In contrast, for example, with Franklin Roosevelt’s full throated condemnation of Wall Street and greedy business leaders as the villains of the original Great Depression, Westen say Obama punted from the first day of his administration. Said Westen, “When faced with the greatest economic crisis, the greatest levels of economic inequality, and the greatest levels of corporate influence on politics since the Depression, Barack Obama stared into the eyes of history and chose to avert his gaze.”

Obama, Westen said, can’t bring himself to assemble the suspects in a political line-up and identify the bad guy(s).

He’s got a point. With this morning’s headlines comparing the economic roller coaster ride of the last few days to the awful days in the fall of 2008, I’m hard pressed to think of anyone in a position of authority and power who has been held accountable for the jobs lost, the mortgages foreclosed and the lives uprooted.

Standard & Poors, by all accounts, totally missed the risks of the subprime mortgage meltdown in the last decade when it should have been front and center judging and publicly reporting such risks to the economy. Now S&P’s nameless suits downgrade sovereign debt in high-minded tones, while appearing on the Sunday talk shows lecturing Washington’s leaders on political responsibility. The ratings agency, meanwhile, lobbies Congress not to require that it report “significant errors” in its own performance.

Tim Geithner, the Treasury Secretary, who was at the New York Fed when the economy’s foundation began to crumble, apparently wants to leave his job as more folks call for his head, but Obama has begged him to stay. George W. in back on the ranch and the big Wall Street banks roll on, while the Congress systematically weakens the Dodd-Frank legislation and prevents the appointment of a tough consumer advocate.

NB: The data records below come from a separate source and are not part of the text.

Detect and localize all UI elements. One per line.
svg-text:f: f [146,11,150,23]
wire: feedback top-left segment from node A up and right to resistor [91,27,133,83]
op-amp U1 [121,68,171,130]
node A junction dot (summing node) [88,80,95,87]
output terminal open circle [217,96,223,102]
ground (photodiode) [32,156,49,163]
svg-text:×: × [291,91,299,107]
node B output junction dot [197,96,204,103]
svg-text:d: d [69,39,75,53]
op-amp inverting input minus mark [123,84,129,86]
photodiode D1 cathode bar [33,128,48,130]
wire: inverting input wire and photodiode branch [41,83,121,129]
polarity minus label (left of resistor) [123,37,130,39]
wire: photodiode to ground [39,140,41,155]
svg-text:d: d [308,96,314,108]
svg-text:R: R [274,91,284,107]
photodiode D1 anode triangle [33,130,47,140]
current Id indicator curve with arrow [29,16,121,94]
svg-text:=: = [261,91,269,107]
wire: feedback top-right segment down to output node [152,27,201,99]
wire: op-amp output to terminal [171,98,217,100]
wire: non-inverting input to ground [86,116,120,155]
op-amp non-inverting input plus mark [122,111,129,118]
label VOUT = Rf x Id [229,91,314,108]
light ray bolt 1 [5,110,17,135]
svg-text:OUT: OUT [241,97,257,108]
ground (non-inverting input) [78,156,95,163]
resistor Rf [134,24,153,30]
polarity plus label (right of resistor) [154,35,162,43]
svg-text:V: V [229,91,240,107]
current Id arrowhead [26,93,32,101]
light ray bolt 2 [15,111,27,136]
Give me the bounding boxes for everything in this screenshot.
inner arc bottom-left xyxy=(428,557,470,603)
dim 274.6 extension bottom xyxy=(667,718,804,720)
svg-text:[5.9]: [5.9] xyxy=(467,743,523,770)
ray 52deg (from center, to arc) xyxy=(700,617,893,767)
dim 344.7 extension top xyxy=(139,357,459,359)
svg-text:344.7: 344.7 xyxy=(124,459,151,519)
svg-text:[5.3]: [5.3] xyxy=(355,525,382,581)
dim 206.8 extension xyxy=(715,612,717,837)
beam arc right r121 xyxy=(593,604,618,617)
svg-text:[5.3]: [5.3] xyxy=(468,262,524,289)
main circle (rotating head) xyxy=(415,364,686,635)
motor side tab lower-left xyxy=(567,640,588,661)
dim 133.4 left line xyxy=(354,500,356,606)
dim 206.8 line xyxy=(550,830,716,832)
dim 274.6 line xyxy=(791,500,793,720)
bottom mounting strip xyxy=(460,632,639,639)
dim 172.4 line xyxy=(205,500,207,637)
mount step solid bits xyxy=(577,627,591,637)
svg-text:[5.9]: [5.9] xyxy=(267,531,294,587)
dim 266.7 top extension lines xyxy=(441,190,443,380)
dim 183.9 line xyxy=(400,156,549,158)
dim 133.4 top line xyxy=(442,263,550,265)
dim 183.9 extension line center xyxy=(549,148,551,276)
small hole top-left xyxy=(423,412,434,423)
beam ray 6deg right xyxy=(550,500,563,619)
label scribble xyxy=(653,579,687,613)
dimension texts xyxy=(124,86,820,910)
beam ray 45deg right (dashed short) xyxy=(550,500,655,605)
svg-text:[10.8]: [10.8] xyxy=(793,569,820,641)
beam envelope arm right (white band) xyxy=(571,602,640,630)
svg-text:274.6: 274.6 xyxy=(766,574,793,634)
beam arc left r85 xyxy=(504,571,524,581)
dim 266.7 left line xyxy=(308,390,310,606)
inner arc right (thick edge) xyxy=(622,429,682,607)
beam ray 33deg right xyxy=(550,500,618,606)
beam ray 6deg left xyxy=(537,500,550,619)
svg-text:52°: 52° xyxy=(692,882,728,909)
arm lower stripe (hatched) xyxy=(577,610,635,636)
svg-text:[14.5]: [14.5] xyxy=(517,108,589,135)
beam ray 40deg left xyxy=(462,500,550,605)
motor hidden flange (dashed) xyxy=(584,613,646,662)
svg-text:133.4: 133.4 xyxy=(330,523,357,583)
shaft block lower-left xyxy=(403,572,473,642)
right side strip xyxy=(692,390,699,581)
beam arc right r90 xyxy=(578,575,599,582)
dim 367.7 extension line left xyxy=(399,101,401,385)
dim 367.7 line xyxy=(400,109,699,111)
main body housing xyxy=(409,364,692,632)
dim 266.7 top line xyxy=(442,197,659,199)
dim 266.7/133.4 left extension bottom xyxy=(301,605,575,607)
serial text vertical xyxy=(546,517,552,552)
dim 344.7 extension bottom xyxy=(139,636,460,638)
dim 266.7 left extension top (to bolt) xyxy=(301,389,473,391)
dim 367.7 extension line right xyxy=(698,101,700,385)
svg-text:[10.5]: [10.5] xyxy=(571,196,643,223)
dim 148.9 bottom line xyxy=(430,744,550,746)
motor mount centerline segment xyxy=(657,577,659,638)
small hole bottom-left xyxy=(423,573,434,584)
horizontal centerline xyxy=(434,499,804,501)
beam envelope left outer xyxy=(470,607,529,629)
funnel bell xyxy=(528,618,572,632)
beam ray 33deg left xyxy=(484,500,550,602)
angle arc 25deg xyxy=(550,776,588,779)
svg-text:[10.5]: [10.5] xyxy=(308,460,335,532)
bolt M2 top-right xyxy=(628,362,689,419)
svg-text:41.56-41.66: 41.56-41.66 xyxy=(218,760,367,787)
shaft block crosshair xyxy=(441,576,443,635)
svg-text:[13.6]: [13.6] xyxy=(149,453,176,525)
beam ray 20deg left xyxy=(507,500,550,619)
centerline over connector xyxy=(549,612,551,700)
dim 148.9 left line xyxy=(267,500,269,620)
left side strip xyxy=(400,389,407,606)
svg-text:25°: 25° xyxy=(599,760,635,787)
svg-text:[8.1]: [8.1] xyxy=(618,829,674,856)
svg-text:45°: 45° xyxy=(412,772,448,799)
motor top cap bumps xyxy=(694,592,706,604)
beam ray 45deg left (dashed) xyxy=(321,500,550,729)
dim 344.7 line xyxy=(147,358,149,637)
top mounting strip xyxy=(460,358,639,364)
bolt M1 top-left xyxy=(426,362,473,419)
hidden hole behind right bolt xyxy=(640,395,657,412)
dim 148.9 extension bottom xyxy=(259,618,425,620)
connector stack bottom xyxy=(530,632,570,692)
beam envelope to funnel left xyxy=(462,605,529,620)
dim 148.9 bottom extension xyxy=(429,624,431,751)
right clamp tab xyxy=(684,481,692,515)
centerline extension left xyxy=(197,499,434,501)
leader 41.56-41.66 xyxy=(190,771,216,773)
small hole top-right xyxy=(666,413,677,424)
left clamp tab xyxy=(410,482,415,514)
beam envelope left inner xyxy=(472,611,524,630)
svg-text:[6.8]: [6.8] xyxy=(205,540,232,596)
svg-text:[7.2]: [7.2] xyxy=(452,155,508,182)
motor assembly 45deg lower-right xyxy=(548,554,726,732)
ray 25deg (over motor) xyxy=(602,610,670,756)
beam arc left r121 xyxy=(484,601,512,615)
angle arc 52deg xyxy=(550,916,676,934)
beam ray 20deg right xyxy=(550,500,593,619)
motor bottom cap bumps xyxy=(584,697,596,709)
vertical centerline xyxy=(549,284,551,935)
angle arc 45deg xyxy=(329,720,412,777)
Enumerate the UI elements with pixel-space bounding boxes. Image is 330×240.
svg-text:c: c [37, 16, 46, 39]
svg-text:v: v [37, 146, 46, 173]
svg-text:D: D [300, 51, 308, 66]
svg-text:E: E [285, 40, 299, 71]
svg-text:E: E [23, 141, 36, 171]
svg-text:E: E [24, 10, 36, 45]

Accountability is obviously on an extended summer vacation in the Hamptons.

Contrast the macro-world’s lack of accountability on the economy and little things like jobs and mortgages with the penalties for screwing up in college athletics. Boise State University’s long-time athletic director was fired yesterday by the school’s president in advance of the anticipated sanctions that will be leveled against the school for a variety of infractions involving college sports.

Some boosters immediately questioned the decision to fire a 30-year employee and there will be the predictable second guessing of Boise State President Bob Kustra. But as more of the story comes out, give the one-time politician turned college president this much: the new to the big-time Bronco athletic program is facing its first real big-time challenge with the anticipated NCAA sanctions and Kustra’s personnel action just set the standard for compliance at BSU for the foreseeable future. Good, bad or indifferent that is accountability.

The Ohio State University arguably took too long to fire its slippery football coach, but it happened. It’s now reported the school has paid just south of a million bucks to unravel what went wrong with the Ohio State football program.

In a perfect world there are no mistakes. No one needs to stand and take responsibility and be held accountable. But there is a real world out there that is messy and requires accountability. Particularly in a representative democracy, beset with deep economic, social and political problems, accountability has never been more required.

The British poet, essayist, humorist, and much more Dr. Samuel Johnson famously said “When a man knows he is to be hanged…it concentrates his mind wonderfully.” He might also have said it concentrates the mind of those who observe the hanging.

Accountability is not about grudges or getting even and it’s certainly not about shifting the blame. It is about understanding what when wrong and who was responsible, all in the interest of corrective action.

Dr. Johnson also wisely said “hell is paved with good intentions,” which is another way of saying good intentions don’t mend a broken economy or straighten out college athletics. Accountability isn’t the whole answer, but it is a pretty good start.